As Noah said back in 2021, Clubhouse, by the very fact both its initial user base and its subsequent hype was basically dreamt up by Silicon Valley insiders, was, in his opinion, a test of whether or not venture capitalists had enough influence to dream up a new - honestly, very bad - social network and force it upon the rest of the internet. They did.
Except that Clubhouse had a hilariously fast crash-out - but that did not deter these guys from continuing to try and make fetch happen and they’ve spent the last 4 years coordinating behind the scenes to remake the country in their own image.
Well, at least until Donald Trump’s tariff announcement last month, which seems to have really broken the right-wing tech coalition that’s been flourishing on Signal since COVID.
And according to Semafor, these group chats did have a profound impact on how we’ve understood the world for the last four years. These groups coordinated harassment campaigns - they especially hate journalist Taylor Lorenz, apparently - and affected how narratives were shaped online and in the media.
It is what I have been pounding on about for years. The industrial-media-political complex (a direct offshoot of the military–industrial complex) is a snake. Take nothing at face value in the media. Traditional journalism has been blasted to pieces. I have been embedded in the journalism/media industry all my life. As I have noted many times, to be an informed citizen is a daunting task. We move through myriad, overlapping spheres, ones that are forever entangled. All moving at an exponential pace. We are living through social and political and technological change on the scale of the Agricultural or Industrial Revolution. But occurring in only a fraction of the time. And most of our information about it is controlled by that industrial-media-political complex.

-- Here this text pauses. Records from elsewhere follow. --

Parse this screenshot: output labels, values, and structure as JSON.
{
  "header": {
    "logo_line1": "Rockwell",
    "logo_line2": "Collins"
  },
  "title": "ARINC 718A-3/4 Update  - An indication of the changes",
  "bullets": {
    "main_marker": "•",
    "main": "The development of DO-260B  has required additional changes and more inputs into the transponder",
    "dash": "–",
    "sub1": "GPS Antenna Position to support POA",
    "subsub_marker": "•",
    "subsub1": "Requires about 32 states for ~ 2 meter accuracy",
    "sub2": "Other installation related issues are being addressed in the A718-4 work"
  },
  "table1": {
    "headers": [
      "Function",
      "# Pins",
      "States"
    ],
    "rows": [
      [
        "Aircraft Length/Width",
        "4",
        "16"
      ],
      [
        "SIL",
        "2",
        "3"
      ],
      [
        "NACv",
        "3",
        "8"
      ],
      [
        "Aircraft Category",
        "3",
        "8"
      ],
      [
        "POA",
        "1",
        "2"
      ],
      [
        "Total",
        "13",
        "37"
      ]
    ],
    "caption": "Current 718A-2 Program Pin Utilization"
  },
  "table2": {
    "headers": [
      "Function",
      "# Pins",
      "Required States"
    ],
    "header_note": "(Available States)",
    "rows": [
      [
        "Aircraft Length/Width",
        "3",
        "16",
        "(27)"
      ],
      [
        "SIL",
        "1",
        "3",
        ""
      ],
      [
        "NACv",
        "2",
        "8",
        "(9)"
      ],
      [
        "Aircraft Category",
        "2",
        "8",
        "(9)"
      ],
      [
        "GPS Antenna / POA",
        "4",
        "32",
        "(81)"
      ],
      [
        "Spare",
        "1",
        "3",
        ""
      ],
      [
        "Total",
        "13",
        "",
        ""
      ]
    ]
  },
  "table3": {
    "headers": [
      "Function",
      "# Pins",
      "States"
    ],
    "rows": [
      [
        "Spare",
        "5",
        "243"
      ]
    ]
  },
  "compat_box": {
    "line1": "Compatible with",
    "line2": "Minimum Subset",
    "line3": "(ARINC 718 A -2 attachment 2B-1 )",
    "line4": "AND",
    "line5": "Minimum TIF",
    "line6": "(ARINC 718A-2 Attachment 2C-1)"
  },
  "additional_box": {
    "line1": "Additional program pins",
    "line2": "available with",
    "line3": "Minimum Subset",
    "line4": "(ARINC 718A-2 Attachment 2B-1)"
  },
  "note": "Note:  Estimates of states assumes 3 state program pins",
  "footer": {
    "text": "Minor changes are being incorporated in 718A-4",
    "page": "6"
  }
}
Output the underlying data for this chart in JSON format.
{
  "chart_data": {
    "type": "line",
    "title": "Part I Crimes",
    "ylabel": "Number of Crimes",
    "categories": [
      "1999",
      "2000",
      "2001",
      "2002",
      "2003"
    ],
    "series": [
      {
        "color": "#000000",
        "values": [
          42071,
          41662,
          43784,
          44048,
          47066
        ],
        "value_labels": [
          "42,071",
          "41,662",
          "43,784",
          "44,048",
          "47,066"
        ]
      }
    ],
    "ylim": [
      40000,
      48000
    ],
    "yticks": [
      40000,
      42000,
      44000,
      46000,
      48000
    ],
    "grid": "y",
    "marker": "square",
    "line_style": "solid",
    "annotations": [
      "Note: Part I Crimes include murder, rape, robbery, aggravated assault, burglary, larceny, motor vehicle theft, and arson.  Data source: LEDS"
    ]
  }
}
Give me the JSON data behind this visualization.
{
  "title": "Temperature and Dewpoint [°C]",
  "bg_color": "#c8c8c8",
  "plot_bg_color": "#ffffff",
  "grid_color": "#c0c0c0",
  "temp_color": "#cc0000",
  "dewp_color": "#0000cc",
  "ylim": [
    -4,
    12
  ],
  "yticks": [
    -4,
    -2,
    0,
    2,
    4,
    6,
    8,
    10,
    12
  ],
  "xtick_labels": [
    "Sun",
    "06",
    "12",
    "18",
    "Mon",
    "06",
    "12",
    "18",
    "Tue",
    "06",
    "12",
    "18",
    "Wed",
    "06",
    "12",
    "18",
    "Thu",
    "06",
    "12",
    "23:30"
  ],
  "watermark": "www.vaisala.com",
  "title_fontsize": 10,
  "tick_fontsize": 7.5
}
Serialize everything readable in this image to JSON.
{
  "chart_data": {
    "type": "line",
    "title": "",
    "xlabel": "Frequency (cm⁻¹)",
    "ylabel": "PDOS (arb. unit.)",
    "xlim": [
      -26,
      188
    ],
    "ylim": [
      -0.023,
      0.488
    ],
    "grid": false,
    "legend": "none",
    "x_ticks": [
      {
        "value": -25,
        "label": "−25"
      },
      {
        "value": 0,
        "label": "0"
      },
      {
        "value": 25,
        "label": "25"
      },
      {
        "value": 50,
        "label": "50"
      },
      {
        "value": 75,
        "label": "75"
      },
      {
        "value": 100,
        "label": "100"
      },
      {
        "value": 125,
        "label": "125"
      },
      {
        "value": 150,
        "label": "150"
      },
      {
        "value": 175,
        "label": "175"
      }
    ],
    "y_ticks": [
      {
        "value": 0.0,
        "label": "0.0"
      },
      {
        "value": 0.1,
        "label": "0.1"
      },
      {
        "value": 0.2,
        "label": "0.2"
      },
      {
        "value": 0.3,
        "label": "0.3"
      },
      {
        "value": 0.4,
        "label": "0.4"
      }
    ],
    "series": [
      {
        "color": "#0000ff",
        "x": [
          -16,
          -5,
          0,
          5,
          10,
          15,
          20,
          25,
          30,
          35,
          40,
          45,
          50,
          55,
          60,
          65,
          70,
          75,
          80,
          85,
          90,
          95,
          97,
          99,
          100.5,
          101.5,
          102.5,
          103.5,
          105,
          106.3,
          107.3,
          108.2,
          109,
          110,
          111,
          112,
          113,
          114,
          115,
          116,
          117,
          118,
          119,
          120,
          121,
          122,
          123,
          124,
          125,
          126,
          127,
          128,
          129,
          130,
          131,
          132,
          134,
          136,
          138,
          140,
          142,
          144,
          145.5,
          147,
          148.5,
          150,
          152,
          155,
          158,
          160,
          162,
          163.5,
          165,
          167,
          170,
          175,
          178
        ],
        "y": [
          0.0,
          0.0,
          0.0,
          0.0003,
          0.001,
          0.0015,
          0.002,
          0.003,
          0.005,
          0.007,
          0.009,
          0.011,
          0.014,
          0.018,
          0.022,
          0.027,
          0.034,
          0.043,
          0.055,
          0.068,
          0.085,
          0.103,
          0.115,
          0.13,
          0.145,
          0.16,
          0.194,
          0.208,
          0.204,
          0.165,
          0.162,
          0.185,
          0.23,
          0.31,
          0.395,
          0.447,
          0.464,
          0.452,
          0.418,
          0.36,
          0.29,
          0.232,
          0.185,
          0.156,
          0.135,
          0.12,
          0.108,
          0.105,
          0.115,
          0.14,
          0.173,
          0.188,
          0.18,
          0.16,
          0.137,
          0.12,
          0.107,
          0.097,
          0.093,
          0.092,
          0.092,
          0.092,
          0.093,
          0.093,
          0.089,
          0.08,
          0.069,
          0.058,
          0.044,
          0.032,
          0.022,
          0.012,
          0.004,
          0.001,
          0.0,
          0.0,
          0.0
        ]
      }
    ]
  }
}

It is a networked oligarchy, but, also, the most typical radicalization story you could ever tell. Men, isolated by the pandemic, found each other on a public network, Clubhouse, and moved to a dark social platform, Signal, to speak more freely and openly and then spent years radicalizing each other.
But this is as true for the Silicon Valley dorks as it is for QAnon as it is incels as it is for ISIS. And it’s darkly funny that some of the men who built the internet as we currently use it were not immune from the indoctrinating social pathways they funded or built.
Or to put it more simply: Silicon Valley has secretly getting very high on their own supply for years.
But the ultimate takeaway is that, yes, the intellectual dark web is real. The right wing are working together very closely. They are texting each other constantly and sharing resources and tactics and if we have any shot at getting ourselves out from under their thumb, we have to have the same level of coordination.
Hey, guys!! Invite me to some group chats!